Michael L. Dieden, a smooth-spoken public relations executive who inspired some residents and angered others when he said the Venice community plan needed more vision and soul, has resigned as head of the Venice Action Committee.
The surprise move came just two days after Dieden, 37, helped coordinate a ritzy beachside benefit that raised more than $50,000 for the group. Dieden said he quit last week to devote more time to his business.
"I put a year and a half of my life and my firm's life into it," Dieden said. "We now have a broad-based board of directors and we are financially solvent. It was time to pass the torch to new blood and new leadership."
Tom Sewell, a founding member of the group, said he and other members were shocked by the resignation. He called Dieden an extraordinary leader.
"He grew in the position," Sewell said. "And as he became much more articulate and powerful, he was able to inspire people. . . ."
Harlan Lee, a developer, was named as the group's new president. Lee said Dieden did a "phenomenal" job and he predicted that the committee, a 100-member organization of businessmen, residents and artists, would stick to the course that Dieden had charted.
Lee said the organization will continue to seek solutions to chronic community problems such as crime and the parking shortage, while fostering modest development.
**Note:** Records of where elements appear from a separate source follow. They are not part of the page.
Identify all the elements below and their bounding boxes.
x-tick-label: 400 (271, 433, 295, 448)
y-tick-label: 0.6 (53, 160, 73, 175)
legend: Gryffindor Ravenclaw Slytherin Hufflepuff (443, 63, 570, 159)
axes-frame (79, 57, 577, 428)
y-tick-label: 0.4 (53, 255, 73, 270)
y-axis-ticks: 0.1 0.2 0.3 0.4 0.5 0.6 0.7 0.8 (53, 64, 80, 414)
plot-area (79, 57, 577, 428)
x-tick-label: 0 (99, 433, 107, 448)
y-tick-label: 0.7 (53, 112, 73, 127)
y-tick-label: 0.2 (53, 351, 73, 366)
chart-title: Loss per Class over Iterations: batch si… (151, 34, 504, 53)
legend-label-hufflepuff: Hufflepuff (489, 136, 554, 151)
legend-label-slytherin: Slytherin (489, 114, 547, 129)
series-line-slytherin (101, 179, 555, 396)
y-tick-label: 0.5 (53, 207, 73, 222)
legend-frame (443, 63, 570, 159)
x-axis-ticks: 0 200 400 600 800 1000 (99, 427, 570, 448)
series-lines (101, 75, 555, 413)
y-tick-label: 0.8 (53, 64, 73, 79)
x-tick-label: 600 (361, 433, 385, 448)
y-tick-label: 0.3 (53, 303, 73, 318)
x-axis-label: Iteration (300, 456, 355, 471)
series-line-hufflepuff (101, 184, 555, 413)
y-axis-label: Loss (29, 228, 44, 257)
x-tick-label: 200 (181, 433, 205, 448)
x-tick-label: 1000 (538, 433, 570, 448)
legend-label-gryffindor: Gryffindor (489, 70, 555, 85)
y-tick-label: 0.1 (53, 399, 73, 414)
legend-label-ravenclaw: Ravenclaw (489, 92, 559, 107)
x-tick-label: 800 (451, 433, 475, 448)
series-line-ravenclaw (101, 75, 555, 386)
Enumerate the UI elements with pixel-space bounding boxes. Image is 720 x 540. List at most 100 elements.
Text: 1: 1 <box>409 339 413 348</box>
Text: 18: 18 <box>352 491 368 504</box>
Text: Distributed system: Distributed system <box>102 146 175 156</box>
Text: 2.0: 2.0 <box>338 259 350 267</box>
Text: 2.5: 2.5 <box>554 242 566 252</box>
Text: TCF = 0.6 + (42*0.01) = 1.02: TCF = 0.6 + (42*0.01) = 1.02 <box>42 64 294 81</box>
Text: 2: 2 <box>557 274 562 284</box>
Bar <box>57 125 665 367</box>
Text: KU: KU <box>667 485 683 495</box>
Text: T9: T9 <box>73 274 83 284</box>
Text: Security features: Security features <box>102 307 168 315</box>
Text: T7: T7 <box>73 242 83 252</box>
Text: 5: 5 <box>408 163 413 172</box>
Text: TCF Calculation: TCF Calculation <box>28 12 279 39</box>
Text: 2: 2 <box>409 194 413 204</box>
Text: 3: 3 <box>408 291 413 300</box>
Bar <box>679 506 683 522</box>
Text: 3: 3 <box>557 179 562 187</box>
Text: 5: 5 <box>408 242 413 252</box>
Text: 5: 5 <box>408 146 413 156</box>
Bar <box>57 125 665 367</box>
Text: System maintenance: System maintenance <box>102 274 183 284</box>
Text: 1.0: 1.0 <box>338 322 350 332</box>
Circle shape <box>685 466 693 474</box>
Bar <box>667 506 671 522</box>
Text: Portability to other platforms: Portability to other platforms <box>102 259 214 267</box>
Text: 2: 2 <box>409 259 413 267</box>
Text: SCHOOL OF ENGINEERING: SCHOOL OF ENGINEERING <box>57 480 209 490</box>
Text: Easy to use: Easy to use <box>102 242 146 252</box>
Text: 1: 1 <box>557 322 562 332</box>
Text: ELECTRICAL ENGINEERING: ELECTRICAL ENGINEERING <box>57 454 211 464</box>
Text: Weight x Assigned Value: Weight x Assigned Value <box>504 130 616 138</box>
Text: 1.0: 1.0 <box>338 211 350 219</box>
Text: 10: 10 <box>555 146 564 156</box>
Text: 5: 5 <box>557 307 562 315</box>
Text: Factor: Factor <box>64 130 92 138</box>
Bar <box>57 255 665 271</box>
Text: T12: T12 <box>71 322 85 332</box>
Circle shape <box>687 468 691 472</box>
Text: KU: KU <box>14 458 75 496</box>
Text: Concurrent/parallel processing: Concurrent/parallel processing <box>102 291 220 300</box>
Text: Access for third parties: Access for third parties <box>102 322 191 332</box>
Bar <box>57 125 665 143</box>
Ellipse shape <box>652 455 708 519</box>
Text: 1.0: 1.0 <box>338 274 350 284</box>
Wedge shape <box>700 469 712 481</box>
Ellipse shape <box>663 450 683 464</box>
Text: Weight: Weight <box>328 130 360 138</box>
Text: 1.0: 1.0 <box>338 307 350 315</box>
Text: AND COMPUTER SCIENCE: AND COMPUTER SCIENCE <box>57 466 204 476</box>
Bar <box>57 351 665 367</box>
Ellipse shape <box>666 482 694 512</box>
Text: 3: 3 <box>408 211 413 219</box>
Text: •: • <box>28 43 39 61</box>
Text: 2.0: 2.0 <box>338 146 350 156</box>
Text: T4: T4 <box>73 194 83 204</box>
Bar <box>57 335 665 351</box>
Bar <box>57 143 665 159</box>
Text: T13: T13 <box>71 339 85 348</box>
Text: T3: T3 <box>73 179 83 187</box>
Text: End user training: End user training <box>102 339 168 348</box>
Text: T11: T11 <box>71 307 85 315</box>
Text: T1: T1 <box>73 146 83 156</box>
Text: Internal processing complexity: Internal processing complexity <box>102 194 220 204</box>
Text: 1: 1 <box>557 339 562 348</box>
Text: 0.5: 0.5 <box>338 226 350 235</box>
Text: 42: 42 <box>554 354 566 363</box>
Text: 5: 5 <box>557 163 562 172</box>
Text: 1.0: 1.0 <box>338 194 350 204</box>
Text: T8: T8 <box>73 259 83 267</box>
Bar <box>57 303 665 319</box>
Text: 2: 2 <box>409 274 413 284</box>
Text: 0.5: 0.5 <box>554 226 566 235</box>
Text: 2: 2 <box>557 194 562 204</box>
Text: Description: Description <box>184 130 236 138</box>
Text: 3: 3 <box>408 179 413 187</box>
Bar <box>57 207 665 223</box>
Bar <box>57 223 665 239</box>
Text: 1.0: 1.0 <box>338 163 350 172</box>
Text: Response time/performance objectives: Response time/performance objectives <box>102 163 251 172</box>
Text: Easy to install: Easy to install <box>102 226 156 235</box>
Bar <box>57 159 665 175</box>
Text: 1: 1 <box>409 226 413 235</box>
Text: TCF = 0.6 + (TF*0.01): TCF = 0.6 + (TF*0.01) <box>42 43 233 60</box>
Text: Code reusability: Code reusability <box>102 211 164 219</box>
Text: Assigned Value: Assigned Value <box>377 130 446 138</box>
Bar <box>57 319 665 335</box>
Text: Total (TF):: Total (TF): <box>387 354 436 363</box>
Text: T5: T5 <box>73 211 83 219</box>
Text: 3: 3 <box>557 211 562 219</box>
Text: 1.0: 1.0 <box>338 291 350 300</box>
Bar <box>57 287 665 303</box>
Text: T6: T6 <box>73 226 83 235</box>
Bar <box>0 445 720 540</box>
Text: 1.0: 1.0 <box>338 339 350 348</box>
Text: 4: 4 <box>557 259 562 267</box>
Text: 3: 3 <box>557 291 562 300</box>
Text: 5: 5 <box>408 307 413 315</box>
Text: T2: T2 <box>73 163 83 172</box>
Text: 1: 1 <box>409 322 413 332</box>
The committee is also expected to use the $50,000 to draft a new proposal on Venice growth.
That proposal was one of Dieden's last projects as head of the committee, and it also proved to be the most controversial. When he raised the idea earlier this month, Dieden said the current Venice Community Plan lacked vision and soul, and announced that the committee would hire a consultant to draft new development guidelines.
Gift to Community
Dieden termed the proposal, called "Visions of Venice," a gift to the community. But several residents charged that Dieden and the Venice Action Committee were actually trying to impose their will on the community. In a letter to The Times, longtime activist Arnold Springer said Dieden and his allies hope to make Venice more exclusive.
Dieden denied the allegation. But the incident was typical of the type of verbal tug of war that took place between Dieden's committee and the anti-growth activists who are affiliated with the Venice Town Council.
The council, which is not a government body, is dedicated to solving the parking shortage and preserving Venice's bohemian character. It was the only major activist group until late 1985, when the Venice Action Committee was formed by Dieden, who had honed his organizational skills as a political director for the Campaign for Economic Democracy and as campaign manager for Assemblyman Tom Hayden (D-Santa Monica).
The charismatic Dieden cemented the group's reputation as a community force by recruiting some of Venice's most prominent residents, including producer and restaurant owner Tony Bill, architect Frank Gehry, developers Lee and Stephen Blanchard and historian Sewell. And the group gained favorable publicity for early efforts such as tree planting and painting the old Venice City Hall.
But the committee never quite gained the trust of old-time community activists. And by the beginning of this year, as Dieden was detailing plans for drafting the new development guidelines, opponents were leveling serious charges at him.
Praise and Criticism
Several accused Dieden of being a front man for developers, many of whom are his personal clients. Others accused him of being a carpetbagger, noting that Dieden worked in Venice but lived in West Los Angeles.
Dieden's supporters, however, lavished praise on him. One developer who hired Dieden to represent him at a hearing said Dieden was "unflappable."
Dieden acknowledged that he had made some enemies, but said they did not influence his decision to resign. He said committee activities were consuming far too much of his time, and he added that he had achieved his goals of creating a "progressive voice" in Venice.
"I wanted to prove that we were credible and that we could perform," Dieden said. "There is always resistance to change. But there are some things in Venice that need changing. . . . The attack on the Venice Action Committee and myself is an easy and thoughtless way to deal with a group of people who are committed to changing the quality of life in Venice for the better."
Lee, who is building a multimillion-dollar commercial-residential complex at Rose Avenue and Main Street, could face opposition because he's a developer. But he said he will work to quell criticisms against the committee.
"If anybody has any problems with me being a developer they should come around and get involved with us," Lee said. "They (the group's critics) have worked hard and we have worked hard. I don't see any of them as opponents."
Dieden will continue to serve on the committee's board of directors.